Read the news and it can be easy to think that art is all about money and glamor: splashy openings, $142 million paintings and rapper Drake snapping selfies at the L.A. County Museum of Art.
But an exhibition at the Craft and Folk Art Museum in Los Angeles is a reminder that art is also about dedication. For decades, one L.A. artist has been quietly making fantastical pieces out of bits of debris. As long as he can remember, Timothy Washington has been making art.
“I remember clearly that we used to walk for blocks and blocks in the gutter next to the curb looking for pieces that we could take back home and put into our art,” Washington said.
Now 67 years old, he is doing much the same thing — combing yard sales, thrift stores and the streets of L.A. for bits of wood, cracked coffee mugs and old toys. He takes these objects and fuses them into wild sculptures that look like retro-futuristic sci-fi robots. One piece with timers resembles a spiny tree. A four-legged bird-creature is studded with playing cards. Many of his pieces also incorporate bells.
“Every item retains its own form of identity, but working together forms a whole,” Washington said. “Now, this should be applied to humanity.”
In the world of L.A. art, Washington is a bit of an outlier: deeply spiritual in an industry that tends to be secular; a fan of storytelling at a time when the art world is hot on abstraction. He is often linked to a wider movement of African-American artists working in assemblage, but steers clear of art world wheeling and dealing.
“He has a really strong set of values and a real strong sense of independence. And for him, that’s really who he is and it’s something he really stands by,” said Suzanne Isken, director at the Craft and Folk Art Museum.
Washington was born and raised in L.A. For much of his adult life, he worked as a set painter for the studios — on Rowan & Martin’s Laugh-In, The Golden Girls and even The Tonight Show with Johnny Carson. He says the experience conditioned him to handle his materials quickly and skillfully.
“If you were in the paint room mixing color more than 15 minutes, you were in deep trouble. So it taught you right away what colors were the warms and cools and how to achieve, how to get the colors that you desire,” Washington said.
In 1969, Washington graduated with a fine arts degree from the Chouinard Art Institute. And just two years later, the L.A. County Museum of Art included him in a seminal show called “Three Graphic Artists.”
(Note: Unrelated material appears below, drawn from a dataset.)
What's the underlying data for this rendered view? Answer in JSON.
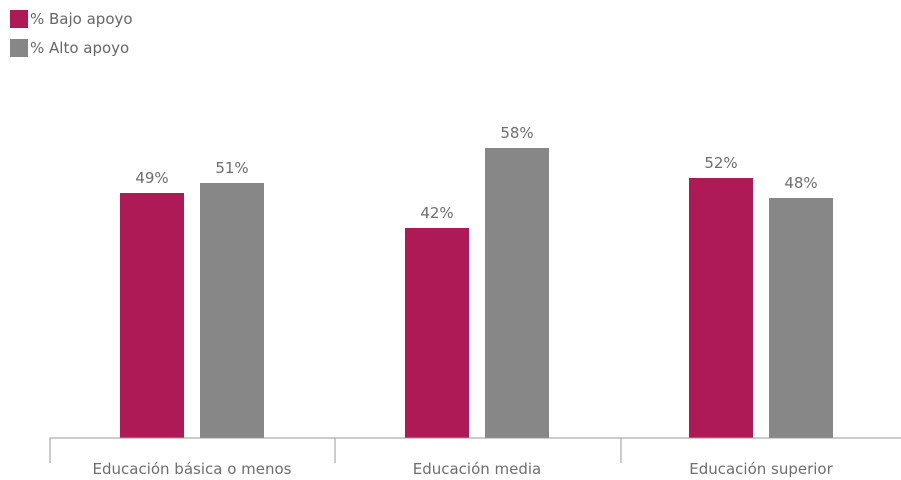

“In the contemporary period, in the post-War period, it’s the first show of African-American artists,” said Kellie Jones, an independent curator who has organized exhibitions on African-American art in L.A. and New York. “It is major, because you have Charles White, a huge name in terms of African-American artists. You have David Hammons who becomes this huge name. And you have Timothy Washington.”
In 1972, he creates one of his best known pieces in this vein: “1A,” a self-portrait that shows the young Washington raising a middle finger at his draft card, which is glued to the piece. It was his statement against the Vietnam War.
“1A” is now on view at the Craft and Folk Art Museum, along with more than three dozen other pieces that reflect Washington’s increasingly complex combinations of materials.
The show, called “Love Thy Neighbor,” is his first solo exhibit at a museum. It’s on view at the Craft and Folk Art Museum through April 27.